Download or read book Negotiating the Secular and the Religious in the German Empire written by Rebekka Habermas and published by Berghahn Books. This book was released on 2019-03-27 with total page 244 pages. Available in PDF, EPUB and Kindle. Book excerpt: With its rapid industrialization, modernization, and gradual democratization, Imperial Germany has typically been understood in secular terms. However, religion and religious actors actually played crucial roles in the history of the Kaiserreich, a fact that becomes particularly evident when viewed through a transnational lens. In this volume, leading scholars of sociology, religious studies, and history study the interplay of secular and religious worldviews beyond the simple interrelation of practices and ideas. By exploring secular perspectives, belief systems, and rituals in a transnational context, they provide new ways of understanding how the borders between Imperial Germany’s secular and religious spheres were continually made and remade.

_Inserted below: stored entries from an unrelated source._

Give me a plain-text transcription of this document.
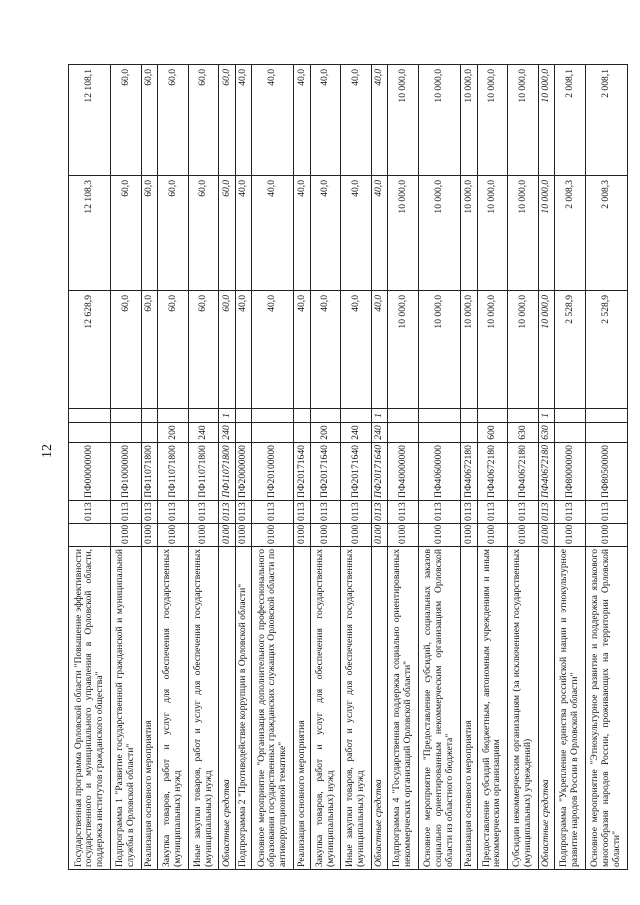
12
Государственная программа Орловской области "Повышение эффективности государственного и муниципального управления в Орловской области, поддержка институтов гражданского общества"		0113	ПФ00000000			12 628,9	12 108,3	12 108,1
Подпрограмма 1 "Развитие государственной гражданской и муниципальной службы в Орловской области"	0100	0113	ПФ10000000			60,0	60,0	60,0
Реализация основного мероприятия	0100	0113	ПФ11071800			60,0	60,0	60,0
Закупка товаров, работ и услуг для обеспечения государственных (муниципальных) нужд	0100	0113	ПФ11071800	200		60,0	60,0	60,0
Иные закупки товаров, работ и услуг для обеспечения государственных (муниципальных) нужд	0100	0113	ПФ11071800	240		60,0	60,0	60,0
Областные средства	0100	0113	ПФ11071800	240	1	60,0	60,0	60,0
Подпрограмма 2 "Противодействие коррупции в Орловской области"	0100	0113	ПФ20000000			40,0	40,0	40,0
Основное мероприятие "Организация дополнительного профессионального образования государственных гражданских служащих Орловской области по антикоррупционной тематике"	0100	0113	ПФ20100000			40,0	40,0	40,0
Реализация основного мероприятия	0100	0113	ПФ20171640			40,0	40,0	40,0
Закупка товаров, работ и услуг для обеспечения государственных (муниципальных) нужд	0100	0113	ПФ20171640	200		40,0	40,0	40,0
Иные закупки товаров, работ и услуг для обеспечения государственных (муниципальных) нужд	0100	0113	ПФ20171640	240		40,0	40,0	40,0
Областные средства	0100	0113	ПФ20171640	240	1	40,0	40,0	40,0
Подпрограмма 4 "Государственная поддержка социально ориентированных некоммерческих организаций Орловской области"	0100	0113	ПФ40000000			10 000,0	10 000,0	10 000,0
Основное мероприятие "Предоставление субсидий, социальных заказов социально ориентированным некоммерческим организациям Орловской области из областного бюджета"	0100	0113	ПФ40600000			10 000,0	10 000,0	10 000,0
Реализация основного мероприятия	0100	0113	ПФ40672180			10 000,0	10 000,0	10 000,0
Предоставление субсидий бюджетным, автономным учреждениям и иным некоммерческим организациям	0100	0113	ПФ40672180	600		10 000,0	10 000,0	10 000,0
Субсидии некоммерческим организациям (за исключением государственных (муниципальных) учреждений)	0100	0113	ПФ40672180	630		10 000,0	10 000,0	10 000,0
Областные средства	0100	0113	ПФ40672180	630	1	10 000,0	10 000,0	10 000,0
Подпрограмма "Укрепление единства российской нации и этнокультурное развитие народов России в Орловской области"	0100	0113	ПФ80000000			2 528,9	2 008,3	2 008,1
Основное мероприятие "Этнокультурное развитие и поддержка языкового многообразия народов России, проживающих на территории Орловской области"	0100	0113	ПФ80500000			2 528,9	2 008,3	2 008,1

Download or read book The Legend of Saint Nicholas written by Anselm Grun and published by Wm. B. Eerdmans Publishing. This book was released on 2014-08-08 with total page 15 pages. Available in PDF, EPUB and Kindle. Book excerpt: An introduction to the saint who is the inspiration for giving.
Download or read book Wehrmacht Priests written by Lauren Faulkner Rossi and published by Harvard University Press. This book was released on 2015-04-06 with total page 349 pages. Available in PDF, EPUB and Kindle. Book excerpt: Lauren Faulkner Rossi plumbs the moral justifications of Catholic priests who served willingly and faithfully in the German army in World War II. She probes the Church’s accommodations with Hitler’s regime, its fierce but often futile attempts to preserve independence, and the shortcomings of Church doctrine in the face of total war and genocide.

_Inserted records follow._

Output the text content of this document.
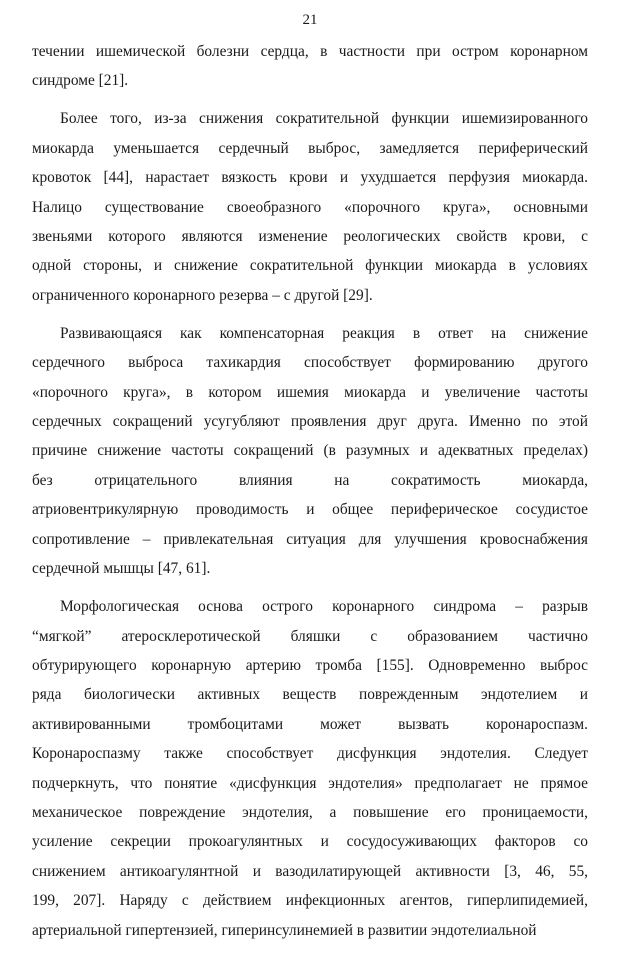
21

течении ишемической болезни сердца, в частности при остром коронарном
синдроме [21].

Более того, из-за снижения сократительной функции ишемизированного
миокарда уменьшается сердечный выброс, замедляется периферический
кровоток [44], нарастает вязкость крови и ухудшается перфузия миокарда.
Налицо существование своеобразного «порочного круга», основными
звеньями которого являются изменение реологических свойств крови, с
одной стороны, и снижение сократительной функции миокарда в условиях
ограниченного коронарного резерва – с другой [29].

Развивающаяся как компенсаторная реакция в ответ на снижение
сердечного выброса тахикардия способствует формированию другого
«порочного круга», в котором ишемия миокарда и увеличение частоты
сердечных сокращений усугубляют проявления друг друга. Именно по этой
причине снижение частоты сокращений (в разумных и адекватных пределах)
без отрицательного влияния на сократимость миокарда,
атриовентрикулярную проводимость и общее периферическое сосудистое
сопротивление – привлекательная ситуация для улучшения кровоснабжения
сердечной мышцы [47, 61].

Морфологическая основа острого коронарного синдрома – разрыв
“мягкой” атеросклеротической бляшки с образованием частично
обтурирующего коронарную артерию тромба [155]. Одновременно выброс
ряда биологически активных веществ поврежденным эндотелием и
активированными тромбоцитами может вызвать коронароспазм.
Коронароспазму также способствует дисфункция эндотелия. Следует
подчеркнуть, что понятие «дисфункция эндотелия» предполагает не прямое
механическое повреждение эндотелия, а повышение его проницаемости,
усиление секреции прокоагулянтных и сосудосуживающих факторов со
снижением антикоагулянтной и вазодилатирующей активности [3, 46, 55,
199, 207]. Наряду с действием инфекционных агентов, гиперлипидемией,
артериальной гипертензией, гиперинсулинемией в развитии эндотелиальной
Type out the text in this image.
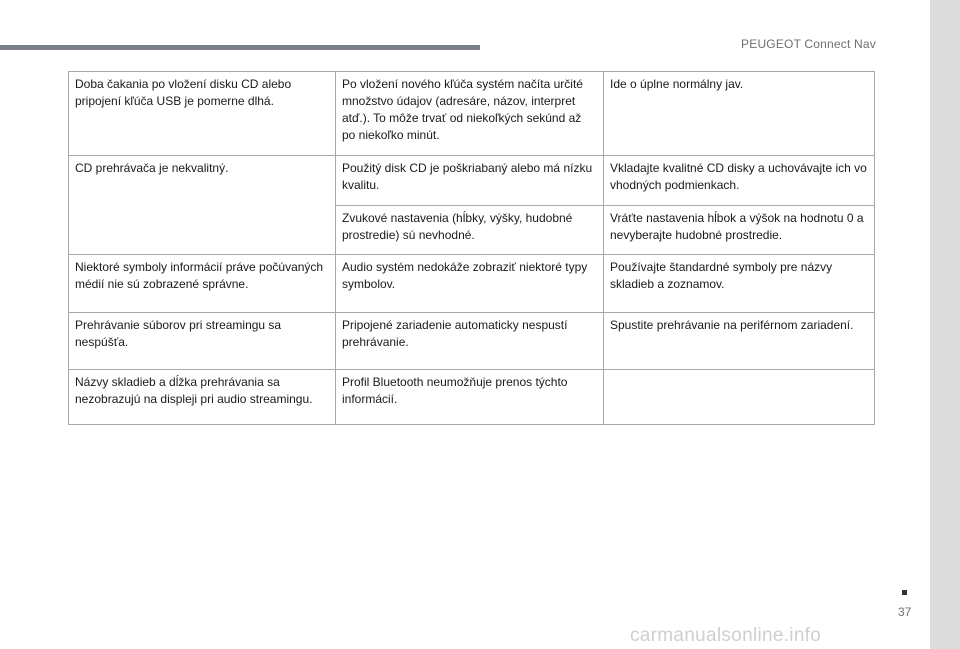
PEUGEOT Connect Nav
Doba čakania po vložení disku CD alebo pripojení kľúča USB je pomerne dlhá.	Po vložení nového kľúča systém načíta určité množstvo údajov (adresáre, názov, interpret atď.). To môže trvať od niekoľkých sekúnd až po niekoľko minút.	Ide o úplne normálny jav.
CD prehrávača je nekvalitný.	Použitý disk CD je poškriabaný alebo má nízku kvalitu.	Vkladajte kvalitné CD disky a uchovávajte ich vo vhodných podmienkach.
	Zvukové nastavenia (hĺbky, výšky, hudobné prostredie) sú nevhodné.	Vráťte nastavenia hĺbok a výšok na hodnotu 0 a nevyberajte hudobné prostredie.
Niektoré symboly informácií práve počúvaných médií nie sú zobrazené správne.	Audio systém nedokáže zobraziť niektoré typy symbolov.	Používajte štandardné symboly pre názvy skladieb a zoznamov.
Prehrávanie súborov pri streamingu sa nespúšťa.	Pripojené zariadenie automaticky nespustí prehrávanie.	Spustite prehrávanie na periférnom zariadení.
Názvy skladieb a dĺžka prehrávania sa nezobrazujú na displeji pri audio streamingu.	Profil Bluetooth neumožňuje prenos týchto informácií.	
37
carmanualsonline.info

Download or read book Catholic Modern written by James Chappel and published by Harvard University Press. This book was released on 2018-02-23 with total page 353 pages. Available in PDF, EPUB and Kindle. Book excerpt: Catholic antimodern, 1920-1929 -- Anti-communism and paternal Catholicism, 1929-1944 -- Anti-fascism and fraternal Catholicism, 1929-1944 -- Rebuilding Christian Europe, 1944-1950 -- Christian democracy and Catholic innovation in the long 1950s -- The return of heresy in the global 1960s
Download or read book The Shortest History of Germany written by James Hawes and published by The Experiment. This book was released on 2019-03-19 with total page 257 pages. Available in PDF, EPUB and Kindle. Book excerpt: 2,000 years of all of Germany’s history in one riveting afternoon, followed by The Shortest History of China A country both admired and feared, Germany has been the epicenter of world events time and again: the Reformation, both World Wars, the fall of the Berlin Wall. It did not emerge as a modern nation until 1871—yet today, Germany is the world’s fourth-largest economy and a standard-bearer of liberal democracy. “There’s no point studying the past unless it sheds some light on the present,” writes James Hawes in this brilliantly concise history that has already captivated hundreds of thousands of readers. “It is time, now more than ever, for us all to understand the real history of Germany.”